Do exchange-traded funds (ETF) that operate like rule-based (passive) hedge funds offer attractive performance? In their December 2019 paper entitled “The Performance of Passively-Managed Hedged ETFs”, Jason Cheng, Joseph Fung and Eric Lam examine performance of passively-managed hedged ETFs (HETF) as of the end of 2017. These funds attempt to replicate a hedge fund index (either global macro or long-short equity), generally allocating about 80% to replication 20% to buffer market movements. The study looks at raw returns and alphas relative to a 3-factor (equity market, volatility, interest rate) and more complex 7-factor and 8-factor models of hedge fund returns. They test each HETF individually and equal-weighted portfolios of HETFs.

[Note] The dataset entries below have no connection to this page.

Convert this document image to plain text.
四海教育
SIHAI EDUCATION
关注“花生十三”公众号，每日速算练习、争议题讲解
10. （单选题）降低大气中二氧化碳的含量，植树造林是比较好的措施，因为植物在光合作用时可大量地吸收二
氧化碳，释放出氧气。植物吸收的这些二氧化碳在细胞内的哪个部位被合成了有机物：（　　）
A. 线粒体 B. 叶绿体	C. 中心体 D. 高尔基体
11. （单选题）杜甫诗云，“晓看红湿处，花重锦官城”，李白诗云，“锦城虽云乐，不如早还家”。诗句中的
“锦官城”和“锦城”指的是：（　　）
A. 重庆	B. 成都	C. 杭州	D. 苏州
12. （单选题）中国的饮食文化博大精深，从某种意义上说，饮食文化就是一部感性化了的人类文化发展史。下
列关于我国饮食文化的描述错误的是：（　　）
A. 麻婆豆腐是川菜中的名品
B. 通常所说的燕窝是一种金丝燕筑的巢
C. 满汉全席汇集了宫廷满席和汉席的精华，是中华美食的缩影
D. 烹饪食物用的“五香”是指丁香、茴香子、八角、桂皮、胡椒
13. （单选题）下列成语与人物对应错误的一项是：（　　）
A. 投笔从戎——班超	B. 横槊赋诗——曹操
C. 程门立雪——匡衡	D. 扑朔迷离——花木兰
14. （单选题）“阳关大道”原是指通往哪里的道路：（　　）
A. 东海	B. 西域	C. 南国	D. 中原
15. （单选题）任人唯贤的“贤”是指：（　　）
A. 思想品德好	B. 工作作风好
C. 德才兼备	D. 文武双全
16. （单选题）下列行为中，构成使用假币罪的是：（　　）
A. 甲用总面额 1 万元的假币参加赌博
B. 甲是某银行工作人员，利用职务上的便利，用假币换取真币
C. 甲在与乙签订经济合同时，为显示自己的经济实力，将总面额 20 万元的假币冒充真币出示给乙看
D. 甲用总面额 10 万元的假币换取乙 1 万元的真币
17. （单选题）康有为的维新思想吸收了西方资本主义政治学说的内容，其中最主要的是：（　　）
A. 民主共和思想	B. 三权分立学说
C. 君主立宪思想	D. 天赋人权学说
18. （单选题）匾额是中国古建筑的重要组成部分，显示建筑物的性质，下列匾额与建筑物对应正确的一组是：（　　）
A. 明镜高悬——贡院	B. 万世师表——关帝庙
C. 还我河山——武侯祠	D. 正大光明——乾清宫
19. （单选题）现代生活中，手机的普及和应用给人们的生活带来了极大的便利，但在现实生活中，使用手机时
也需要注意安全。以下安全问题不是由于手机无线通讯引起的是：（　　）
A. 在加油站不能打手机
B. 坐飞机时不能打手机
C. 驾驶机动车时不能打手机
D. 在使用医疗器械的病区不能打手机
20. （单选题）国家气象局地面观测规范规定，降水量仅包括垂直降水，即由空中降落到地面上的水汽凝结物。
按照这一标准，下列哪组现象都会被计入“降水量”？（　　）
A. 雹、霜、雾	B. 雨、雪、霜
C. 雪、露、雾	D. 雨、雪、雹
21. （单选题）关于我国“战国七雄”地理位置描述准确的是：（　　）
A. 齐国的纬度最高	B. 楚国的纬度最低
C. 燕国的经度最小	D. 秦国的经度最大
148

Using month-end prices, net asset values (NAV), assets under management (AUM), and bid and ask quotes for 23 HETFs available at the end of 2017 and monthly hedge fund factor model inputs during January 2008 through December 2017, they find that:
- At the end of 2017, average HETF AUM is $85.1 million, average annual expense ratio is 1.19% and average bid-ask spread is 2.99%. HETFs generally trade close to their respective NAVs.
- HETFs generally perform poorly over the sample period. Most underperform the S&P 500 Index, and some underperform 1-month U.S. Treasury bills.
- HETFs following a macro strategy outperform those pursuing a long-short equity strategy.
- An equal-weighted portfolio of all HETFs generates significantly negative (7-factor (8-factor) monthly gross alpha -0.29% (0.23%), despite positive survivorship bias from ignoring funds terminated during the sample period.
- The poor performance of HETFs derives from high expense ratios and large tracking errors relative to benchmarks.
In summary, evidence indicates that ETFs designed to work like rule-based hedge funds are unattractive for investors.
Cautions regarding findings include:
- Data are somewhat stale for the type of sample.
- As noted in the paper, the sample construction methodology introduces survivorship bias that favors HETFs in aggregate.
- Many HETFs are tiny in terms of assets under management (apparently, for good reason).